Billy's a pretty unflappable kid (just ask Phyllis), but he needs stability. That's why two of his biggest concerns when Ted breaks the news to him that he's going to be moving in with Mom and sleeping over at Dad's every other weekend are where his toys and his bed are going to be.
You Can Count on Me
Billy's world may be small, but he needs certainty within it. Faced with prospect of his routine changing once again, as well as the realization that he won't see Ted very often anymore, Billy's justifiably upset:
BILLY: You're not gonna kiss me goodnight anymore, are you, Dad?
TED: No, I won't be able to do that, but, you know, I get to visit. It's gonna be okay. Really.
BILLY: (crying) If I don't like it, can I come home?
That scene is really hard to watch.
Billy may be able to roll with the changes exceptionally well for a six-year-old kid, but he's still very much a kid, and being a kid means being full of contradictions. Odds are, you don't remember what it was like to be six-years-old, but you do remember what it was like to be 16 years-old. Maybe you're 16 right now. Maybe you will be next year, and, in that case, Happy Early Sweet Sixteen to you. Sorry we didn't get you a card.
Where were we? Oh, yeah: being a kid is confusing whether you're six or 16 (or, in some cases, 46). You're irrational, and you don't know how to weigh the importance of things accurately. Everything seems like THE MOST IMPORTANT THING EVER. That's why Billy, and every other kid, needs stability; they need consistency to be the backdrop for their self-created craziness.
In the end, that's what Billy teaches Ted to provide: a stable, loving home where he has the freedom to be a completely illogical first-grader who wants to eat a gallon of ice cream for supper one minute…and a tiny, blonde Yoda who mentors his dad's metamorphosis from selfish jerk to doting dad the next.

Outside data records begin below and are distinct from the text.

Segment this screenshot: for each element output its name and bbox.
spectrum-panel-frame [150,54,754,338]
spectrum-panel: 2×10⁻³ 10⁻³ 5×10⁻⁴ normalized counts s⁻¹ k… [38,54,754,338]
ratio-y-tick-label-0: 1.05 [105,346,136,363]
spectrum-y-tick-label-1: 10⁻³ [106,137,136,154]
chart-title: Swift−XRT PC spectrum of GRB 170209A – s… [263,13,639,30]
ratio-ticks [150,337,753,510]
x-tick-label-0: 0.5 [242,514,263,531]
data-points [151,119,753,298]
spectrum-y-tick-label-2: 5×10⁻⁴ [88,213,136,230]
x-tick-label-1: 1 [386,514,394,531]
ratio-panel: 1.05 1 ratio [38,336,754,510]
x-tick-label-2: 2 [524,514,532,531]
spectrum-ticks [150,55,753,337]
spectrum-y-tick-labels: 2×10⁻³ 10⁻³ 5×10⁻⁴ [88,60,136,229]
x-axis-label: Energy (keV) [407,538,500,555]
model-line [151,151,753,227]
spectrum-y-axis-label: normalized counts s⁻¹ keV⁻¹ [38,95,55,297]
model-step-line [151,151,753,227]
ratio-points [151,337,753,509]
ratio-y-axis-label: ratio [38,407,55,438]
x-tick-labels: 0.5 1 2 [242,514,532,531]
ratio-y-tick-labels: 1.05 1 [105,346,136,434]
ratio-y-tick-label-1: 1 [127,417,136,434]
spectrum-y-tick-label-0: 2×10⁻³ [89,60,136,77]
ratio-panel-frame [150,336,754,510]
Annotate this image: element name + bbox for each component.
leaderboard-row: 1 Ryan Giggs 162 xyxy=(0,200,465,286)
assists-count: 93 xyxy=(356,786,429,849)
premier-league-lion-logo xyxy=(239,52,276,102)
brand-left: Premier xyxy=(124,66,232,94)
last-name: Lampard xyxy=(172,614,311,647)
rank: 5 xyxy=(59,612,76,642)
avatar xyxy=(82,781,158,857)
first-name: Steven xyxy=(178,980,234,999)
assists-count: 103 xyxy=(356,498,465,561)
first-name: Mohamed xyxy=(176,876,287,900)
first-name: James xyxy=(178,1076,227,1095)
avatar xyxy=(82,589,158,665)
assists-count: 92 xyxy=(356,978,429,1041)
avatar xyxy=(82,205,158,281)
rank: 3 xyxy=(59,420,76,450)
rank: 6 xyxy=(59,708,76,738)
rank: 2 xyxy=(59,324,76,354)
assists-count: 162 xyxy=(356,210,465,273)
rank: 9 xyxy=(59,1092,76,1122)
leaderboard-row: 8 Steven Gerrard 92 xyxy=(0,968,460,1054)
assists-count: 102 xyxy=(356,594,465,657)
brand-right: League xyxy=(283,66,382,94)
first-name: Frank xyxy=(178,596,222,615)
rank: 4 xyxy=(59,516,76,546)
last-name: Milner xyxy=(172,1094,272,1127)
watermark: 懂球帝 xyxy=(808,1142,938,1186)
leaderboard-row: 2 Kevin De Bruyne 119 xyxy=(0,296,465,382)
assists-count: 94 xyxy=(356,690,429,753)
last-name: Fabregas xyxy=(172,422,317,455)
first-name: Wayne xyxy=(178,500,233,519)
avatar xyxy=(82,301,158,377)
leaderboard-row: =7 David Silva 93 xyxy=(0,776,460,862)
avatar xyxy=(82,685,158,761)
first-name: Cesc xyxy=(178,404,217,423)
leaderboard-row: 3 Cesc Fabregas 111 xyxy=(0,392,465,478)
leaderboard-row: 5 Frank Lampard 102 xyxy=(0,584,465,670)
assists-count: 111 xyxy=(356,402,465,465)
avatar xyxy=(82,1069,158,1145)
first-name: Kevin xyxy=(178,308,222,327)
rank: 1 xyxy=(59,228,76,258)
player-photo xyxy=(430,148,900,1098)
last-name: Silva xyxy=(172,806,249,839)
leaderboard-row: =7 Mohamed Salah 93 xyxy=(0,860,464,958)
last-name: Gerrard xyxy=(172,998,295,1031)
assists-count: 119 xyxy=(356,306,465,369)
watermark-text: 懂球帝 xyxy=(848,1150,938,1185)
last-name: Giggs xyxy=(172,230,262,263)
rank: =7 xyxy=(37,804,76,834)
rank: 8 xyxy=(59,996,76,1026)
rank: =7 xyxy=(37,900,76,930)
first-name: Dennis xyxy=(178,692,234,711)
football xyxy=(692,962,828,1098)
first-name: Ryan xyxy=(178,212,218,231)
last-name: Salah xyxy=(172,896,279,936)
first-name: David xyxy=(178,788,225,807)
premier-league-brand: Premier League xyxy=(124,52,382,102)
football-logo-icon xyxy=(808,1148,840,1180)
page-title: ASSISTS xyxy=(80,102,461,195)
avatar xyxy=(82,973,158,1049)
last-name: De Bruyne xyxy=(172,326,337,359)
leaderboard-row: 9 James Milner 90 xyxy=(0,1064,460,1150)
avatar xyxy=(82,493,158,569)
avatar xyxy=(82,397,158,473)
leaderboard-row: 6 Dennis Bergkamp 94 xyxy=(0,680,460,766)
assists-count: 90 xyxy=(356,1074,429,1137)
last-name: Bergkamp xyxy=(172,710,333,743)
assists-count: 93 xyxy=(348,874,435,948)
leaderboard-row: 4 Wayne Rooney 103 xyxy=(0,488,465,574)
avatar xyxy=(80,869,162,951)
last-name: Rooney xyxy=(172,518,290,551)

Justin Henry, who hadn't acted before being in this film, got universally rave reviews (and an Oscar nom) for his no-nonsense, emotionally honest portrayal of Billy. It can't be easy directing a young kid (Henry was seven years old during filming), or acting with one for that matter. But Henry, reviewers agreed, made the scenes with Hoffman totally authentic and believable.